Visceral angiography is the gold standard diagnostic test for GDA aneurysms [5]. Therapeutic devices use either an endovascular transcatheter or surgical approach. The goal of any procedure is to prevent aneurysm dilation and rupture [6]. Endovascular transcatheter embolization is the most common method, but it has a risk of visceral ischemia and organic infarction [7]. Endovascular transcatheter embolization is the treatment of choice for hemodynamically stable patients, whereas surgical therapy is needed for patients with previously unsuccessful embolization or a hemodynamically emergent condition caused by active bleeding [8]. Endovascular transcatheter embolization is a more effective alternative to surgical therapy for the management of visceral artery aneurysms [7]. If the diagnosis of GDA aneurysm is made before rupture, and the condition is managed properly, the prognosis is relatively good [1].

Habib et al. [9] reported a case of, and proposed a treatment algorithm for, GDA aneurysms. For ruptured GDA aneurysms, open surgery is recommended if the patient is hemodynamically unstable. Endovascular repair (coil embolization or stent placement) is the treatment of choice for non-ruptured or ruptured GDA aneurysms in hemodynamically stable patients.

The present case shows that coil occlusion of the GDA was successful in treating chronic hemorrhage through a fistula between the GDA aneurysm and duodenum. We thus prevented an emergency event due to melena and chronic anemia resulting from fistula formation. If diagnosis and radiologic management were delayed, the patient might have died due to aneurysmal rupture and massive gastrointestinal bleeding.
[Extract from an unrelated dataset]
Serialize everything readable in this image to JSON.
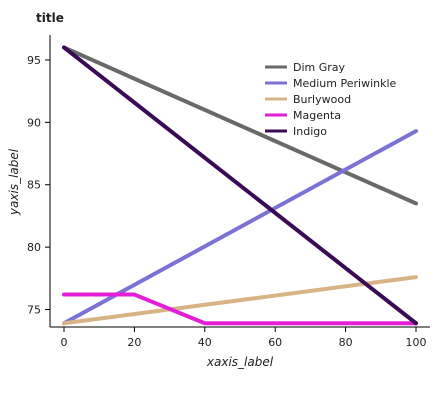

GDA aneurysm is a very unusual event that can be fatal upon rupture or bleeding. We report herein the case of a 77-year-old female who complained of melena and vomiting. Upper gastrointestinal endoscopy and abdominal CT were used to detect a GDA aneurysm with a duodenal fistula at the duodenal bulb. Therefore, we performed transcatheter embolization of the aneurysmal sac. The procedure was successful, after which the patient was in a stable condition.

Endovascular transcatheter angiography is the gold standard diagnostic tool for GDA aneurysms that can also be used for their treatment. This case shows that coil embolization of the GDA aneurysm was successful in treating chronic hemorrhage through a fistula between the GDA aneurysm and duodenum. Therefore, we prevented an emergency event caused by melena and chronic anemia.